The Lighthouse: Cinema and Horror at It’s Finest
Every decade, a new piece of horror media comes around to do something different, introduce a new form of fear, and of course, scare the pants off of the viewers. The 60’s had Psycho. The 70’s had The Exorcist. The 80’s had The Shining. The 90’s had The Blair Witch Project. The 2000’s had Paranormal Activity. As we near the end of 2019, I thought some worthy contenders for horror movie of the decade were Get Out, Hereditary, It Follows, and The Cabin in the Woods. But none of these movies compare to the darkest of comedies, the most whimsical of terrors, the absolute nightmare that is The Lighthouse.
The Lighthouse follows Ephraim Winslow (Robert Pattinson), who is sent to serve a contract job as a lighthouse keeper for four weeks with a gassy old man named Thomas Wake (Willem Dafoe). Near the end of the fourth week, a wicked storm approaches, stranding the two men on the island and driving them insane.
Director Robert Eggers is known for his historical accuracy when it comes to time period in his movies. For his first feature film The Witch, Eggers aimed to accurately depict the 17th century time period for historical accuracy. The film is mostly shot with natural light, most of the film’s dialogue and story is based on writing from the time, and the spelling of the title “The VVitch” is how the word was written in the story’s period as the letter “W” was not yet in common use at the time.

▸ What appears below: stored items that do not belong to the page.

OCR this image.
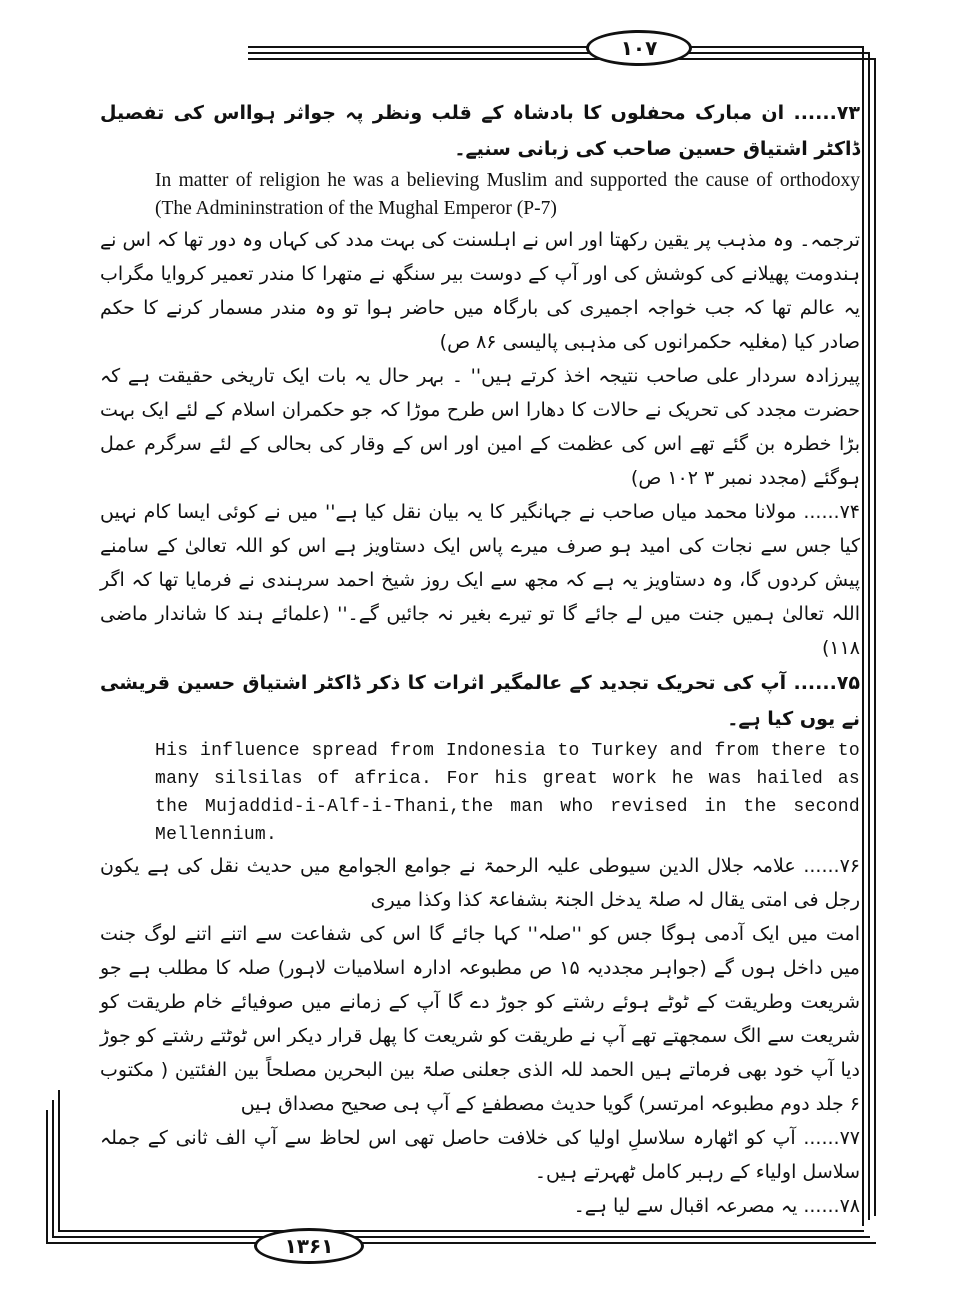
۱۰۷
۱۳۶۱

۷۳...... ان مبارک محفلوں کا بادشاہ کے قلب ونظر پہ جواثر ہوااس کی تفصیل ڈاکٹر اشتیاق حسین صاحب کی زبانی سنیے۔

In matter of religion he was a believing Muslim and supported the cause of orthodoxy (The Admininstration of the Mughal Emperor (P-7)

ترجمہ۔ وہ مذہب پر یقین رکھتا اور اس نے اہلسنت کی بہت مدد کی کہاں وہ دور تھا کہ اس نے ہندومت پھیلانے کی کوشش کی اور آپ کے دوست بیر سنگھ نے متھرا کا مندر تعمیر کروایا مگراب یہ عالم تھا کہ جب خواجہ اجمیری کی بارگاہ میں حاضر ہوا تو وہ مندر مسمار کرنے کا حکم صادر کیا (مغلیہ حکمرانوں کی مذہبی پالیسی ۸۶ ص)

پیرزادہ سردار علی صاحب نتیجہ اخذ کرتے ہیں'' ۔ بہر حال یہ بات ایک تاریخی حقیقت ہے کہ حضرت مجدد کی تحریک نے حالات کا دھارا اس طرح موڑا کہ جو حکمران اسلام کے لئے ایک بہت بڑا خطرہ بن گئے تھے اس کی عظمت کے امین اور اس کے وقار کی بحالی کے لئے سرگرم عمل ہوگئے (مجدد نمبر ۳ ۱۰۲ ص)

۷۴...... مولانا محمد میاں صاحب نے جہانگیر کا یہ بیان نقل کیا ہے'' میں نے کوئی ایسا کام نہیں کیا جس سے نجات کی امید ہو صرف میرے پاس ایک دستاویز ہے اس کو اللہ تعالیٰ کے سامنے پیش کردوں گا، وہ دستاویز یہ ہے کہ مجھ سے ایک روز شیخ احمد سرہندی نے فرمایا تھا کہ اگر اللہ تعالیٰ ہمیں جنت میں لے جائے گا تو تیرے بغیر نہ جائیں گے۔'' (علمائے ہند کا شاندار ماضی ۱۱۸)

۷۵...... آپ کی تحریک تجدید کے عالمگیر اثرات کا ذکر ڈاکٹر اشتیاق حسین قریشی نے یوں کیا ہے۔

His influence spread from Indonesia to Turkey and from there to many silsilas of africa. For his great work he was hailed as the Mujaddid-i-Alf-i-Thani,the man who revised in the second Mellennium.

۷۶...... علامہ جلال الدین سیوطی علیہ الرحمۃ نے جوامع الجوامع میں حدیث نقل کی ہے یکون رجل فی امتی یقال لہ صلۃ یدخل الجنۃ بشفاعۃ کذا وکذا میری

امت میں ایک آدمی ہوگا جس کو ''صلہ'' کہا جائے گا اس کی شفاعت سے اتنے اتنے لوگ جنت میں داخل ہوں گے (جواہر مجددیہ ۱۵ ص مطبوعہ ادارہ اسلامیات لاہور) صلہ کا مطلب ہے جو شریعت وطریقت کے ٹوٹے ہوئے رشتے کو جوڑ دے گا آپ کے زمانے میں صوفیائے خام طریقت کو شریعت سے الگ سمجھتے تھے آپ نے طریقت کو شریعت کا پھل قرار دیکر اس ٹوٹتے رشتے کو جوڑ دیا آپ خود بھی فرماتے ہیں الحمد للہ الذی جعلنی صلۃ بین البحرین مصلحاً بین الفئتین ( مکتوب ۶ جلد دوم مطبوعہ امرتسر) گویا حدیث مصطفےٰ کے آپ ہی صحیح مصداق ہیں

۷۷...... آپ کو اٹھارہ سلاسلِ اولیا کی خلافت حاصل تھی اس لحاظ سے آپ الف ثانی کے جملہ سلاسل اولیاء کے رہبر کامل ٹھہرتے ہیں۔

۷۸...... یہ مصرعہ اقبال سے لیا ہے۔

Eggers’ filmmaking in The Lighthouse is no different. Since the film is set in 1890, it was shot on 35mm black and white, augmenting the camera with vintage lenses from as early as 1918 to as late as 1938. This makes the aspect ratio approximately practically a square.
According to IMDb, “The cast and crew filmed under extreme weather conditions: Freezing temperatures, cold atlantic water, intense winds, snow, rain and no protective flora on the Forchu terrain kept them exposed to the elements throughout the shoot. Three Nor’easters blew across Cape Forchu [where they filmed] during various stages in the production. Much of the film was shot in real weather elements, so rain and wind machines weren’t needed most of the time, with Eggers stating that, ‘The most crazy and dramatic stuff was shot for real.’”
The Lighthouse is not another horror movie. It’s a cinematic puzzle that historians will study for years, much like Kubrick’s The Shining. Beautiful cinematography, above accurate dialogue, Oscar-deserving performances from Willem Dafoe (who did an entire 2-minute monologue in one take) and Robert Pattinson, and a score that keeps its creepiness throughout, makes this one of 2019’s most perfect movies.